Failing to Remove Shoes in Rental unit
Many residential landlords and property managers understand that the
Residential Tenancies Act, 2006 (he “RTA”) is a complete code for the rights and
responsibilities of landlords and tenants; what can be forgotten is that the Human
Rights Code and the duty to accommodate supersede the provisions of the RTA.
The case of Madkour and Ismail v. Alabi is an important reminder.
In this case, during the final months of a tenancy, the landlord began showing the
unit to prospective tenants. The tenants had requested additional notice beyond
that being provided by the landlord and for the landlord and prospective tenants to
remove their shoes when entering the rental unit. The tenants were practicing
Arab Muslims and the requests were made to accommodate the tenants’ religious
beliefs and practices (prayer times; the cleanliness of a person’s prayer space;
and modest attire for women). The landlord did not accommodate the requests.
There were also several text messages exchanged between the landlord and the
tenants, including one sent by the landlord to the tenants that suggested the
tenants needed to somehow conform to unspecified expectations relating to living
in Canada (the tenants had immigrated from Egypt).
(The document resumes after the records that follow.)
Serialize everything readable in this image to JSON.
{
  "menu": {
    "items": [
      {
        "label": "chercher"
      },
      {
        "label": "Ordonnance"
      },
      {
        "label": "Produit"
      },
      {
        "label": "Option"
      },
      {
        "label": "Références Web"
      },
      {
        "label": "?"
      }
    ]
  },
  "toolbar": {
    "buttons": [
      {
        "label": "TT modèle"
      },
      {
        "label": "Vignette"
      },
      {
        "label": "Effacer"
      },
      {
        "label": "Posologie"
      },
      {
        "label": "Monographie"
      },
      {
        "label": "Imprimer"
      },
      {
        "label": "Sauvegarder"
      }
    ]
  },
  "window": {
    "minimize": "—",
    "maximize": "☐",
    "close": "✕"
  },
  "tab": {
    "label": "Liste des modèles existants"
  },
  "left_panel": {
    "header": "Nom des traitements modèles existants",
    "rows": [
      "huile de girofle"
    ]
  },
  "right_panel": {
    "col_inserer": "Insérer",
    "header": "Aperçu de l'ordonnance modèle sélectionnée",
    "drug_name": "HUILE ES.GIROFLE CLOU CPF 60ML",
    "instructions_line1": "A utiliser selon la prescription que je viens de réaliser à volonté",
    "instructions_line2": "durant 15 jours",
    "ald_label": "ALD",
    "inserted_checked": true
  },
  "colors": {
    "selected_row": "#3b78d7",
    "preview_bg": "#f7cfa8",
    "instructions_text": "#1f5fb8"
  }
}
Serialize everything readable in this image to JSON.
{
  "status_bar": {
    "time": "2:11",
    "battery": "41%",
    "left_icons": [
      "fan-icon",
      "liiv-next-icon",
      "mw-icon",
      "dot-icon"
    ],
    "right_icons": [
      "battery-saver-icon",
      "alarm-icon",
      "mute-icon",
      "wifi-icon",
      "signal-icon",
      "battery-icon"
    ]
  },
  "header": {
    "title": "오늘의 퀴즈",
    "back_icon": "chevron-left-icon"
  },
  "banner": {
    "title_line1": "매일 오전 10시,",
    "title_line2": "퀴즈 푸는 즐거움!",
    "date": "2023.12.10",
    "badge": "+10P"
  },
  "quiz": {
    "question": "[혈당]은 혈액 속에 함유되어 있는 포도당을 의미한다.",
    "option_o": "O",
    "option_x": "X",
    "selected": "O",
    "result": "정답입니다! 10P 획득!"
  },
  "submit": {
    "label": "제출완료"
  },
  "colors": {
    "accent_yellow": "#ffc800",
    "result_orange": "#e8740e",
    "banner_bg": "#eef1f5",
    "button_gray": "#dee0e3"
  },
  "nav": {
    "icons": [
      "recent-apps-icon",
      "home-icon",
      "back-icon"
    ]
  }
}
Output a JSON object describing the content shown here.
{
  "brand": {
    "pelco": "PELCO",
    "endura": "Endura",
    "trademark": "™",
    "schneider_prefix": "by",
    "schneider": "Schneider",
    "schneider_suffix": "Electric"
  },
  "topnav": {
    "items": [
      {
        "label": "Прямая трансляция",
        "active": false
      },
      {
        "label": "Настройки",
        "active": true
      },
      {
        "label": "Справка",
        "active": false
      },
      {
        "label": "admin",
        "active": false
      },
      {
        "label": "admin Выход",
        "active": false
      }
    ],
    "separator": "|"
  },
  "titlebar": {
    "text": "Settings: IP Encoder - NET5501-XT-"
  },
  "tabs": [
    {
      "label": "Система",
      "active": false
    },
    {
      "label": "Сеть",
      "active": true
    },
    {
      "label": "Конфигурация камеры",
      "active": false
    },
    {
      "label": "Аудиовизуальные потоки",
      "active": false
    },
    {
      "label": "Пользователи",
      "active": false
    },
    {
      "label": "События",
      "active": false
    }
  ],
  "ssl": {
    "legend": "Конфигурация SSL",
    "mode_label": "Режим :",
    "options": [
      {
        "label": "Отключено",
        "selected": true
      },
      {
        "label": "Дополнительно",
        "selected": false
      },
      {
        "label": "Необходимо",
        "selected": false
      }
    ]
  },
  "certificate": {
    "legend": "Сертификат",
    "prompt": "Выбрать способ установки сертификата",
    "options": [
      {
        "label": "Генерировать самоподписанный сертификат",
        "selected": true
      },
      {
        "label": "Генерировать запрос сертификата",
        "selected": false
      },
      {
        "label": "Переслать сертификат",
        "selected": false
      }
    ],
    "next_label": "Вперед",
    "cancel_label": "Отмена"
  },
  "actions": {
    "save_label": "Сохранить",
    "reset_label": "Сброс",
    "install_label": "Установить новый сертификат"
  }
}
The tenants pursued an application before the Human Rights Tribunal where the
Vice-Chair hearing the case determined that the landlord discriminated against the
tenants when he failed to accommodate their requests and that some of the
landlord’s behavior amounted to harassment under the Code. The tenants were
each awarded $6,000 to compensate them for the injury to their dignity, feelings
and self-respect caused by the landlord’s actions.
While it is a landlord’s right pursuant to subsection 26(3) of the RTA to show an
available unit to prospective tenants after giving reasonable notice of the intention
to do so, where religious accommodation is requested by the tenant(s), the
landlord’s duty to accommodate has precedence.